Krishnamurti disait, dans La Première et la Dernière Liberté :
" Le point de départ d'une pensée
vraie est dans la connaissance de soi. Si l'on ne se comprend pas soi-même,
l'on n'a aucune base pour penser…" Voilà qui est important : se connaître
d'abord. D'autres l'ont dit bien avant Krishnamurti. Il n'empêche que nous
préférons chercher des vérités en-dehors de nous. Nous n'imaginons pas que la
vérité soit à portée de notre propre expérience, de notre propre pouvoir. Nous
faisons beaucoup plus confiance aux "penseurs professionnels". Nous
en ferions bon usage s'ils nous renvoyaient sans cesse à nous-mêmes, nous
disant : "Voilà ce que je pense, moi. Mais c'est moi qui le pense, pas
vous. A votre tour de penser seul !" Mais souvent ils nous somment de
penser comme eux, comme si le fait de dire ce qu'ils pensent revenait à dire la
Vérité ! Les vrais sages (donc pas les philosophes en général !) nous mettent
tous en garde : désencombrons-nous l'esprit de ce qu'il contient. "Là où finit le savoir naît
l'intelligence" dit encore Krishnamurti. Est-ce dire qu'il faut se
garder ignorant ? Dans un certain sens oui, si "savoir" c'est
"croire", accepter aveuglément. Mais, dira-t-on, si je ne sais rien,
comment puis-je savoir que savoir est néfaste ? En osant avancer dans
l'obscurité des paradoxes inhérents à notre condition actuelle mais non
irrémédiable.
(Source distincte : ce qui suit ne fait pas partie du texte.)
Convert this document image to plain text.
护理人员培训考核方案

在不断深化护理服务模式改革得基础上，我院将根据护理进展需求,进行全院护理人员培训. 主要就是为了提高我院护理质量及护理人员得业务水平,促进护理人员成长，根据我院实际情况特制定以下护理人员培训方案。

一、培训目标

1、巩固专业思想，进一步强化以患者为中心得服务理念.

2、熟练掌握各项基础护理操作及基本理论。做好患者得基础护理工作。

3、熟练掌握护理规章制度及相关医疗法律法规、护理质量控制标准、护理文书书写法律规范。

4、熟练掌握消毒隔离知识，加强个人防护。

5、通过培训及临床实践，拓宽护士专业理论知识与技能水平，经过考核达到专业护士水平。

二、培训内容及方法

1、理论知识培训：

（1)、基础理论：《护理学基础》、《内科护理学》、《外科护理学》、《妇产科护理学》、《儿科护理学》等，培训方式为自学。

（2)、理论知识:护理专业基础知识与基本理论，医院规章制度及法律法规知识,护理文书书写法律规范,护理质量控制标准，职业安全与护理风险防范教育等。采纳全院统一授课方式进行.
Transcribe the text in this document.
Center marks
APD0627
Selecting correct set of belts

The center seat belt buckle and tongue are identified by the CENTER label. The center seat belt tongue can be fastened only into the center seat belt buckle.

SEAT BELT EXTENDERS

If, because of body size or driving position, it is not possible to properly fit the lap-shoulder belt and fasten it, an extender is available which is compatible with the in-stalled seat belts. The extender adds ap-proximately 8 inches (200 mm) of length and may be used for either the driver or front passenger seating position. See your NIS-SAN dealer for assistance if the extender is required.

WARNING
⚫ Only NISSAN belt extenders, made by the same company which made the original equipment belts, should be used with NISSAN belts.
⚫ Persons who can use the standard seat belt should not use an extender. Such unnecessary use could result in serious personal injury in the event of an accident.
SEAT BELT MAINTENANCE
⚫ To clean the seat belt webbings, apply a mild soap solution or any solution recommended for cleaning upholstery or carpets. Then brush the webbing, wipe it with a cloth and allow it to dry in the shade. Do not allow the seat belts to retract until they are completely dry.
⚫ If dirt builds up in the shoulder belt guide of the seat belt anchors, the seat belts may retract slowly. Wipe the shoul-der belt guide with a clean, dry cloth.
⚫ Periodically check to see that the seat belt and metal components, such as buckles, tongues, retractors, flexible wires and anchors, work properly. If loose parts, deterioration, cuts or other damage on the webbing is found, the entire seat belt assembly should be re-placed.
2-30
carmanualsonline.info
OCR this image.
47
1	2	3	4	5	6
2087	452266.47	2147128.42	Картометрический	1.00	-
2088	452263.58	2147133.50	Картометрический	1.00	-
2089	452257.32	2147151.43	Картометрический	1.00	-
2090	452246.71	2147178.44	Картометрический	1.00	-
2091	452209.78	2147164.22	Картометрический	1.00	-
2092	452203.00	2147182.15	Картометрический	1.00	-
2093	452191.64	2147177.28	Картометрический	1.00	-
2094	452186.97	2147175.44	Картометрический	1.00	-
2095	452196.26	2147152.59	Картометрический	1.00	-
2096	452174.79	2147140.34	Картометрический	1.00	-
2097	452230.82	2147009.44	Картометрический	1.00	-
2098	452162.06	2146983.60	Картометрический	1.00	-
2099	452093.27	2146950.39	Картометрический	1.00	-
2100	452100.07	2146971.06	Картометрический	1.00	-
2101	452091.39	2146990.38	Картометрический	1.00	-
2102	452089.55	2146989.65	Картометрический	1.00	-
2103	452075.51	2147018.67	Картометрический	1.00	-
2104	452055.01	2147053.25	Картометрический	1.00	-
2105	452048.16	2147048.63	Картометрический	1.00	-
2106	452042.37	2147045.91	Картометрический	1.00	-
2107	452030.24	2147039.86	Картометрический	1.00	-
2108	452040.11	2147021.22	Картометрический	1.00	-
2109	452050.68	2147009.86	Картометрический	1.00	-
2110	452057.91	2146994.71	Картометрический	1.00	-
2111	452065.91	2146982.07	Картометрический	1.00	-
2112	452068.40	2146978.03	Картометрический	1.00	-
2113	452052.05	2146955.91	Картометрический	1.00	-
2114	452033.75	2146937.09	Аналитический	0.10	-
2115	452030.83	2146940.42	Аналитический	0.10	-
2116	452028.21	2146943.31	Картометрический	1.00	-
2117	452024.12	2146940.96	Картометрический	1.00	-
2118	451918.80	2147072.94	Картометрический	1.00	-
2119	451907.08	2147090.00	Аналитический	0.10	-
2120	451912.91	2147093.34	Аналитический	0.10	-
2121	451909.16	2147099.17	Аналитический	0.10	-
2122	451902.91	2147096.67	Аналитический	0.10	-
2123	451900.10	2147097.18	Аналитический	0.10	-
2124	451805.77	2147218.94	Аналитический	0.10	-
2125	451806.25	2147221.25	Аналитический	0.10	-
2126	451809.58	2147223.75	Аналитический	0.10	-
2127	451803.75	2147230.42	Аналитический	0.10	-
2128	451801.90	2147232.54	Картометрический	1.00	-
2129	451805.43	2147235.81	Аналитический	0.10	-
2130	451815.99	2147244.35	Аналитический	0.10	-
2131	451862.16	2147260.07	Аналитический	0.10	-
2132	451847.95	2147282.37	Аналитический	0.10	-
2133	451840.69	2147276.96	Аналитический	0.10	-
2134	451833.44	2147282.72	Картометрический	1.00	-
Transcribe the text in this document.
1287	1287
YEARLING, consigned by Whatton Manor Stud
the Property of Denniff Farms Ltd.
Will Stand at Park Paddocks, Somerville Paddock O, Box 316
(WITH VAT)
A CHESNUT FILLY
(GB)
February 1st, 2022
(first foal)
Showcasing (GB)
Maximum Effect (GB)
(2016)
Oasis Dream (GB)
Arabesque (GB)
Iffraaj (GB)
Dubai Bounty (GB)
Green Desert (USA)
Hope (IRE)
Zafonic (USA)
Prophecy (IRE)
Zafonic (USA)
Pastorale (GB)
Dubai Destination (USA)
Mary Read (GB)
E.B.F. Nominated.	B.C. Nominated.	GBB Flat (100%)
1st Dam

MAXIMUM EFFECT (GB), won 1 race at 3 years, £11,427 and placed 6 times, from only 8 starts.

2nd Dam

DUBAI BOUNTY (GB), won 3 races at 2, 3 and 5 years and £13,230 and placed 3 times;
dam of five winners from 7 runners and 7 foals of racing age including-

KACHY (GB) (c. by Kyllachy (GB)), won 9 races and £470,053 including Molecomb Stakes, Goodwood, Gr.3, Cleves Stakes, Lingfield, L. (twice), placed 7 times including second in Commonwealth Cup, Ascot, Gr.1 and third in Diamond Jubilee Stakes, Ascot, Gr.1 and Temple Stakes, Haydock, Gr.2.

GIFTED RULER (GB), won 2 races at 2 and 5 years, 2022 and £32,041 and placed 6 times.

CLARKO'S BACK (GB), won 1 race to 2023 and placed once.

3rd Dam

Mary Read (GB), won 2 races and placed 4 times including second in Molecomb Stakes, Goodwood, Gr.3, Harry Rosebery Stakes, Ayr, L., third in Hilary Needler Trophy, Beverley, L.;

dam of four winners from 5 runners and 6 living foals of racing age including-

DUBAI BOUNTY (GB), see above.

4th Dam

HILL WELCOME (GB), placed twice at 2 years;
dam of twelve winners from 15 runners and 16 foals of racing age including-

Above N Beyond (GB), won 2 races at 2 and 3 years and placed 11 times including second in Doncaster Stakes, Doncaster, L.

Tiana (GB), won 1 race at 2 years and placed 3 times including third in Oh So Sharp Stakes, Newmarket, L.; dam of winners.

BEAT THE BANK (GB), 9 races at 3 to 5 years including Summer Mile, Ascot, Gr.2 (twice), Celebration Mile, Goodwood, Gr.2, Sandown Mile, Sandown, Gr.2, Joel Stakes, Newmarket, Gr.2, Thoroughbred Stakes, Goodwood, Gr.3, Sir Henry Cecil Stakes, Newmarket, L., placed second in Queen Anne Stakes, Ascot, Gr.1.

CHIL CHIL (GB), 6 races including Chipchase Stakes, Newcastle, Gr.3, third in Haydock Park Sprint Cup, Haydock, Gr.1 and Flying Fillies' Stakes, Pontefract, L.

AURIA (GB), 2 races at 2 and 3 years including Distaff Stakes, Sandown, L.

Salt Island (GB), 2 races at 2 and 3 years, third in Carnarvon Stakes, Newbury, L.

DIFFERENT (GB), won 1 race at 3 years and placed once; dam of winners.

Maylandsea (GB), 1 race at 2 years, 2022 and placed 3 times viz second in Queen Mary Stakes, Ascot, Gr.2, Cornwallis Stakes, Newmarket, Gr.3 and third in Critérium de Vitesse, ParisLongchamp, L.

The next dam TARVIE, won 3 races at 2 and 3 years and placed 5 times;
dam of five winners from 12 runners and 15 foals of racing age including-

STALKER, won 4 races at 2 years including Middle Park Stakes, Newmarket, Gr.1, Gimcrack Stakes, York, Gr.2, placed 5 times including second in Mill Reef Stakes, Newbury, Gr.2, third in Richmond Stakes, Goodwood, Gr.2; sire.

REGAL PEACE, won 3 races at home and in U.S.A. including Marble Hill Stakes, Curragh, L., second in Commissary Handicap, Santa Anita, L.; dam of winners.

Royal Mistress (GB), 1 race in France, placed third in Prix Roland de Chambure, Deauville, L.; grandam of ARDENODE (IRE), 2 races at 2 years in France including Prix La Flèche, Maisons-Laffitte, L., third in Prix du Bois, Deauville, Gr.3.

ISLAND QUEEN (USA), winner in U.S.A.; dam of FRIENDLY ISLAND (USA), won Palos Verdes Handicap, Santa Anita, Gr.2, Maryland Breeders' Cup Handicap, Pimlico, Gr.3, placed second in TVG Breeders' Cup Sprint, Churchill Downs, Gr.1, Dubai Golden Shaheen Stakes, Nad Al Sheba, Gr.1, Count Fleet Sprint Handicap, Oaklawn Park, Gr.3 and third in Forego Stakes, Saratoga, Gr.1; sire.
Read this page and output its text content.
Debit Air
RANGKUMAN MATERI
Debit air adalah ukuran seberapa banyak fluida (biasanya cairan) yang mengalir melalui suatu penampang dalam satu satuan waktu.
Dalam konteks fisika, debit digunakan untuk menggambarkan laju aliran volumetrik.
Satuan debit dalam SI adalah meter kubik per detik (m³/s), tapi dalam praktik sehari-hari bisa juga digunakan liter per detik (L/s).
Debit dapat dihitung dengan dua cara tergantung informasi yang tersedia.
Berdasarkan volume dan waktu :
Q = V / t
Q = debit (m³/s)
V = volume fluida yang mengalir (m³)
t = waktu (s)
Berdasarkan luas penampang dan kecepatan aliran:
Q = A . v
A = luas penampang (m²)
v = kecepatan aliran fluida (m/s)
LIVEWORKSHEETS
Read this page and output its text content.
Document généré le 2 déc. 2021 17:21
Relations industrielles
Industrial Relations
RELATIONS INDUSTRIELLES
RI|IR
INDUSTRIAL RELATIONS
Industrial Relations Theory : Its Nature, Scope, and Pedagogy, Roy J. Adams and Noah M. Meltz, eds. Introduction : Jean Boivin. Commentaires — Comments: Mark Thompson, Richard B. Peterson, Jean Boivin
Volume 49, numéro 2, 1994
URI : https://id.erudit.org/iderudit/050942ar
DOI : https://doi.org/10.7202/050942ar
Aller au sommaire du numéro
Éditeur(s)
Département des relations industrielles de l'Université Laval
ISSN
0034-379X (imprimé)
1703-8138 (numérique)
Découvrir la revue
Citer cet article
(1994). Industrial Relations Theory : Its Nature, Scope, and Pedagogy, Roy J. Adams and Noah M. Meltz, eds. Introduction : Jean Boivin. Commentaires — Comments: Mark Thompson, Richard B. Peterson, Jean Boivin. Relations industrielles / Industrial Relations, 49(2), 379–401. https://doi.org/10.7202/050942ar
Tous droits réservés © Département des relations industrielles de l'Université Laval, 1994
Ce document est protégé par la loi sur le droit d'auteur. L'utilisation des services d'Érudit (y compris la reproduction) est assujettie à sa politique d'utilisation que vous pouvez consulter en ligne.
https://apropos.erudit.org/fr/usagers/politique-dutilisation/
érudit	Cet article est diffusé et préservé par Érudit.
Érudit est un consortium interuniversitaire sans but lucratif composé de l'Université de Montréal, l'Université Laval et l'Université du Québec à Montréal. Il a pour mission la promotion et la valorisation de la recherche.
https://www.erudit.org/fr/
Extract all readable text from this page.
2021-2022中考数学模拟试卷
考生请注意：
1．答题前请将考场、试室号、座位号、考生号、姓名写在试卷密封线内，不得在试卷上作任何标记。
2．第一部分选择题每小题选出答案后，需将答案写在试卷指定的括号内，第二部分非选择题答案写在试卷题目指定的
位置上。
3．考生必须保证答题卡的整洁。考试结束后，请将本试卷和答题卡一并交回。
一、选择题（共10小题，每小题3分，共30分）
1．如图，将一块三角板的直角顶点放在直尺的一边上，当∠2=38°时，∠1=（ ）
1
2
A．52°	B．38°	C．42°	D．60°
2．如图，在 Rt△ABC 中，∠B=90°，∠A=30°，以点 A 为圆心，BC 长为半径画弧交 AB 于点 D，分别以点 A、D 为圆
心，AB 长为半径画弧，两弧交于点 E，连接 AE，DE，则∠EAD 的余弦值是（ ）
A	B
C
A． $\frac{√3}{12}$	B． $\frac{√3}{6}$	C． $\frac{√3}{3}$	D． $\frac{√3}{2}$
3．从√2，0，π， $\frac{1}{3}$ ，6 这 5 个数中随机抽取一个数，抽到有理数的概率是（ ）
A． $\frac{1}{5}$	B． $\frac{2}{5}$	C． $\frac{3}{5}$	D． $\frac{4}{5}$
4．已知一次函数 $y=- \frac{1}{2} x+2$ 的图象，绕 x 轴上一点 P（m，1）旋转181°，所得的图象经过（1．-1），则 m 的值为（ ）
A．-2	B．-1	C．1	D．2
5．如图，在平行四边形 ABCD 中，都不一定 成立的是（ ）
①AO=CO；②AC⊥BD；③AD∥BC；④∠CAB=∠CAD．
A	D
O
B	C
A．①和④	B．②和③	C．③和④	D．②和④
C'est seulement en vivant par l'expérience l'inutilité - voire le
danger - du savoir que je peux espérer un jour devenir ignorant - au sens où
l'entendent tous les grands maîtres. Faisons-leur confiance ou non mais
expérimentons ! Il est probable qu'alors la compréhension se lève en nous comme
une nouvelle aurore et dissipe toute question.